Last night he used only one pitcher out of his bullpen (Brad Peacock) and left him in for 3.2 innings to close out the game. Peacock did not allow a hit in what was an unusual move that went against everything analytical. When asked why he left him in, Hinch responded, “He was in complete control of every at-bat and was cruising. Why take him out?” Wow a gut feeling to make a decision. It didn’t hurt that Hinch went out to catch some warm up pitches from Peacock while Brian McCann was putting on his gear between innings and liked what he saw.
Hinch has made some interesting non analytical moves or in some cases, “non moves.” Leaving Justin Verlander in for a complete game win where he threw 124 pitches in game 2 of the ALCS was a “gut” feeling “non move”. Verlander ended up striking out 13 Yankees on the way to a 2-1 win and put them up two games to none. Gutsy move to say the least and totally against the grain of all things analytical. The “Ouija Board” would tell the manager to never let a starter go through the lineup a third time.

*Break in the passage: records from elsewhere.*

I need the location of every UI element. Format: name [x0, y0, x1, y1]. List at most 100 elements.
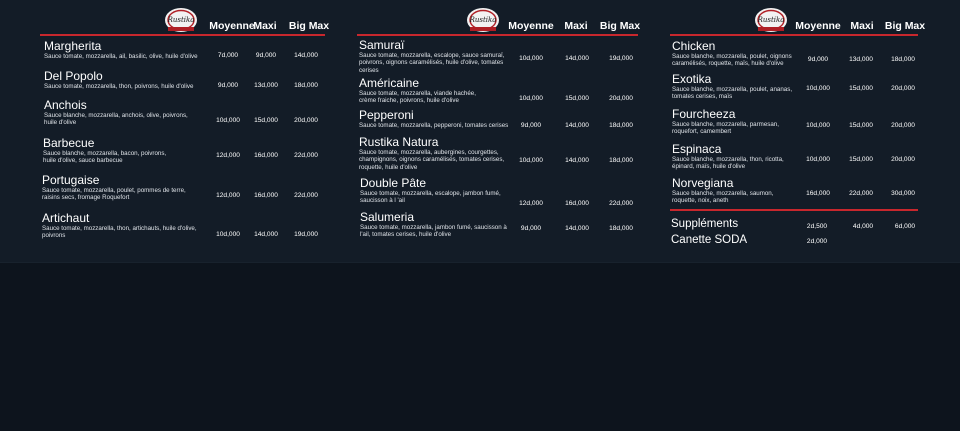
price-moyenne: 9d,000 [520, 122, 542, 129]
menu-item-norvegiana: Norvegiana Sauce blanche, mozzarella, sa… [672, 177, 792, 205]
canette-soda-label: Canette SODA [671, 234, 748, 246]
menu-column-1: Rustika Moyenne Maxi Big Max Margherita … [40, 0, 329, 262]
price-big-max: 19d,000 [294, 231, 318, 238]
price-moyenne: 10d,000 [216, 231, 240, 238]
menu-item-salumeria: Salumeria Sauce tomate, mozzarella, jamb… [360, 211, 515, 239]
rustika-logo-icon: Rustika [752, 6, 790, 36]
item-name: Anchois [44, 98, 87, 112]
price-moyenne: 12d,000 [216, 192, 240, 199]
price-maxi: 15d,000 [849, 122, 873, 129]
item-description: Sauce blanche, mozzarella, anchois, oliv… [44, 112, 188, 127]
item-description: Sauce tomate, mozzarella, viande hachée,… [359, 90, 476, 105]
item-description: Sauce blanche, mozzarella, poulet, anana… [672, 86, 793, 101]
item-description: Sauce blanche, mozzarella, saumon, roque… [672, 190, 774, 205]
price-moyenne: 12d,000 [216, 152, 240, 159]
price-maxi: 22d,000 [849, 190, 873, 197]
price-big-max: 20d,000 [294, 117, 318, 124]
supplements-price-big-max: 6d,000 [894, 223, 916, 230]
menu-item-espinaca: Espinaca Sauce blanche, mozzarella, thon… [672, 143, 797, 171]
price-big-max: 18d,000 [609, 157, 633, 164]
price-maxi: 15d,000 [254, 117, 278, 124]
price-big-max: 18d,000 [609, 225, 633, 232]
supplements-label: Suppléments [671, 218, 739, 230]
menu-item-margherita: Margherita Sauce tomate, mozzarella, ail… [44, 39, 204, 61]
item-name: Pepperoni [359, 108, 414, 122]
item-name: Artichaut [42, 211, 90, 225]
header-divider [670, 34, 918, 36]
price-maxi: 14d,000 [565, 55, 589, 62]
menu-item-samurai: Samuraï Sauce tomate, mozzarella, escalo… [359, 39, 514, 74]
header-moyenne: Moyenne [795, 20, 841, 32]
item-name: Américaine [359, 76, 420, 90]
price-big-max: 14d,000 [294, 52, 318, 59]
menu-item-exotika: Exotika Sauce blanche, mozzarella, poule… [672, 73, 797, 101]
price-maxi: 14d,000 [565, 122, 589, 129]
price-maxi: 16d,000 [254, 192, 278, 199]
menu-item-fourcheeza: Fourcheeza Sauce blanche, mozzarella, pa… [672, 108, 797, 136]
price-maxi: 13d,000 [849, 56, 873, 63]
item-name: Del Popolo [44, 69, 103, 83]
price-moyenne: 10d,000 [806, 85, 830, 92]
menu-column-3: Rustika Moyenne Maxi Big Max Chicken Sau… [670, 0, 925, 262]
menu-item-barbecue: Barbecue Sauce blanche, mozzarella, baco… [43, 137, 173, 165]
price-moyenne: 9d,000 [807, 56, 829, 63]
item-name: Norvegiana [672, 176, 734, 190]
item-name: Salumeria [360, 210, 415, 224]
item-name: Margherita [44, 39, 102, 53]
menu-item-double-pate: Double Pâte Sauce tomate, mozzarella, es… [360, 177, 510, 205]
menu-item-anchois: Anchois Sauce blanche, mozzarella, ancho… [44, 99, 194, 127]
price-maxi: 14d,000 [565, 157, 589, 164]
price-moyenne: 10d,000 [519, 157, 543, 164]
price-maxi: 14d,000 [254, 231, 278, 238]
price-moyenne: 9d,000 [217, 82, 239, 89]
price-big-max: 22d,000 [294, 192, 318, 199]
supplements-price-maxi: 4d,000 [852, 223, 874, 230]
header-maxi: Maxi [850, 20, 874, 32]
canette-soda-price: 2d,000 [806, 238, 828, 245]
menu-item-pepperoni: Pepperoni Sauce tomate, mozzarella, pepp… [359, 108, 529, 130]
price-moyenne: 10d,000 [806, 156, 830, 163]
item-name: Exotika [672, 72, 712, 86]
item-name: Portugaise [42, 173, 100, 187]
item-description: Sauce blanche, mozzarella, thon, ricotta… [672, 156, 784, 171]
price-big-max: 22d,000 [294, 152, 318, 159]
item-description: Sauce tomate, mozzarella, aubergines, co… [359, 149, 505, 171]
item-name: Espinaca [672, 142, 722, 156]
item-description: Sauce tomate, mozzarella, thon, poivrons… [44, 83, 194, 90]
header-big-max: Big Max [599, 20, 641, 32]
item-name: Chicken [672, 39, 716, 53]
menu-item-del-popolo: Del Popolo Sauce tomate, mozzarella, tho… [44, 69, 204, 91]
price-big-max: 18d,000 [609, 122, 633, 129]
price-maxi: 13d,000 [254, 82, 278, 89]
item-description: Sauce blanche, mozzarella, poulet, oigno… [672, 53, 792, 68]
menu-item-artichaut: Artichaut Sauce tomate, mozzarella, thon… [42, 212, 207, 240]
item-description: Sauce tomate, mozzarella, jambon fumé, s… [360, 224, 507, 239]
price-big-max: 20d,000 [891, 122, 915, 129]
price-big-max: 18d,000 [891, 56, 915, 63]
price-big-max: 30d,000 [891, 190, 915, 197]
price-maxi: 15d,000 [849, 156, 873, 163]
extras-divider [670, 209, 918, 211]
item-name: Double Pâte [360, 176, 427, 190]
price-moyenne: 10d,000 [519, 95, 543, 102]
item-name: Samuraï [359, 38, 405, 52]
item-description: Sauce tomate, mozzarella, escalope, jamb… [360, 190, 501, 205]
header-moyenne: Moyenne [508, 20, 554, 32]
item-description: Sauce tomate, mozzarella, thon, artichau… [42, 225, 197, 240]
menu-item-rustika-natura: Rustika Natura Sauce tomate, mozzarella,… [359, 136, 514, 171]
price-maxi: 9d,000 [255, 52, 277, 59]
item-description: Sauce tomate, mozzarella, poulet, pommes… [42, 187, 186, 202]
menu-item-chicken: Chicken Sauce blanche, mozzarella, poule… [672, 40, 802, 68]
price-maxi: 16d,000 [254, 152, 278, 159]
price-big-max: 20d,000 [609, 95, 633, 102]
price-big-max: 20d,000 [891, 156, 915, 163]
menu-column-2: Rustika Moyenne Maxi Big Max Samuraï Sau… [357, 0, 640, 262]
menu-item-portugaise: Portugaise Sauce tomate, mozzarella, pou… [42, 174, 192, 202]
item-name: Rustika Natura [359, 135, 439, 149]
svg-text:Rustika: Rustika [469, 16, 497, 24]
item-description: Sauce tomate, mozzarella, escalope, sauc… [359, 52, 505, 74]
price-moyenne: 7d,000 [217, 52, 239, 59]
price-moyenne: 10d,000 [519, 55, 543, 62]
item-description: Sauce tomate, mozzarella, pepperoni, tom… [359, 122, 509, 129]
price-moyenne: 10d,000 [216, 117, 240, 124]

Ok, let’s be honest here. Major League managers are not all robots and have great baseball knowledge. What it comes down to is a complicated mass of information that is gathered by both analytic geniuses, experienced scouts, coaches and managers, who then come up with a game plan. The successful skippers are the ones who use creativity and gut feelings in situations to make in game decisions that win ball games for their teams. Also remember that the players will always be the ones who have to execute in these situations and that all of the work and decisions made in the dugout will go down the drain if they don’t.
So far in this series, Dave Roberts has not gone away from the math book as much as Hinch and it has helped to put the Dodgers in a hole now. Sure, Yu Darvish getting racked in 1.2 innings, where he had no command of his usually nasty slider, was a big surprise. No one expected him to get shelled like that in the second inning with the “Astro-Nauts” launching missiles all over Minute Maid Park. Roberts had no choice but to begin the flood of relievers out of the bullpen. Having to use five more arms last night.
Hinch, who is relying on his eyes and baseball knowledge in some of these situations, could be on the brink of helping the Astros to their first ever World Series Championship.